In den deutschen Baumärkten ist der umstrittene Unkrautvernichter Glyphosat aus den Verkaufsregalen verbannt. In den USA klagt ein an Krebs erkrankter Bürger erfolgreich gegen den Bayer-Konzern, was den Aktienkurs einbrechen lässt.
Edwin Hardeman hatte bereits vergangenes Jahr gegen den Leverkusener Konzern geklagt und diesen wegen der vermeintlich krebsfördernden Wirkung des von der Bayer-Tochter Monanto vertriebenen Wirkstoffs Glyphosat in die Verantwortung gezogen.

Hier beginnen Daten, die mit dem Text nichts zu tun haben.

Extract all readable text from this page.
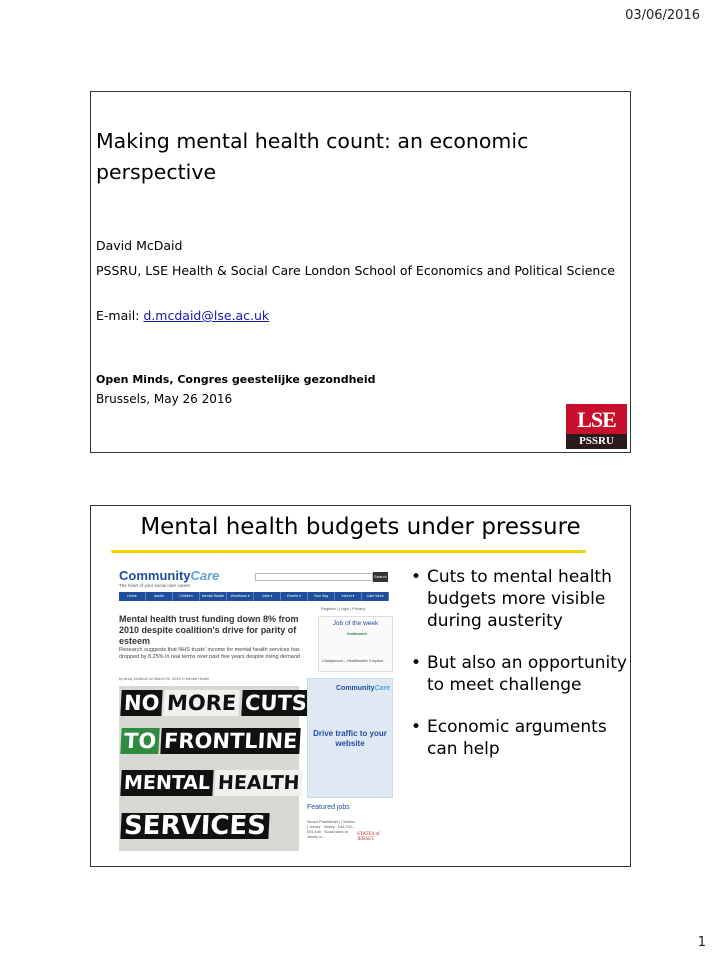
03/06/2016
Making mental health count: an economic perspective
David McDaid
PSSRU, LSE Health & Social Care London School of Economics and Political Science
E-mail: d.mcdaid@lse.ac.uk
Open Minds, Congres geestelijke gezondheid
Brussels, May 26 2016
LSE
PSSRU
Mental health budgets under pressure
CommunityCare
The heart of your social care career
Search
Home	Adults	Children	Mental Health	Workforce ▾	Jobs ▾	Events ▾	Your Say	Inform ▾	Care Work
Register | Login | Privacy
Mental health trust funding down 8% from 2010 despite coalition's drive for parity of esteem
Research suggests that NHS trusts' income for mental health services has dropped by 8.25% in real terms over past five years despite rising demand
by Andy McNicoll on March 20, 2015 in Mental Health
NO MORE CUTS
TO FRONTLINE
MENTAL HEALTH
SERVICES
Job of the week
healthwatch
Chairperson – Healthwatch Croydon
CommunityCare
Drive traffic to your website
Featured jobs
Senior Practitioner | Children | Jersey · Jersey · £48,702 – £54,438 · Social work at Jersey is...	STATES of JERSEY
• Cuts to mental health budgets more visible during austerity
• But also an opportunity to meet challenge
• Economic arguments can help
1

Die Jury des zuständigen Bundesbezirksgerichts in San Francisco gab dem Kläger nun Recht. Die Aktie von Bayer-Monsanto brachte dies infolge massiv unter Druck: Der Kurs sackte in der vergangenen Woche um mehr als 12 Prozent ab, rund eine Milliarde Euro an Börsenwert wurde dabei vernichtet.
Kritik an Monsanto-Übernahme
Es regte sich abermals Kritik an der Monsanto-Übernahme, die Bayer-Chef Werner Baumann jedoch entschieden zurückwies. „Der Monsanto-Kauf war und ist eine gute Idee", sagte er. Auch hierzulande hält die Debatte an. Landwirtschaftsverbände lehnen ein Glyphosat-Verbot mangels anderer wirksamer Mittel derzeit noch ab. Ob dies die Talfahrt der Bayer-Aktie wird stoppen können, bleibt ungewiss. Ende April wird sich der Konzern in dieser Frage auf der Hauptversammlung den Aktionären stellen müssen.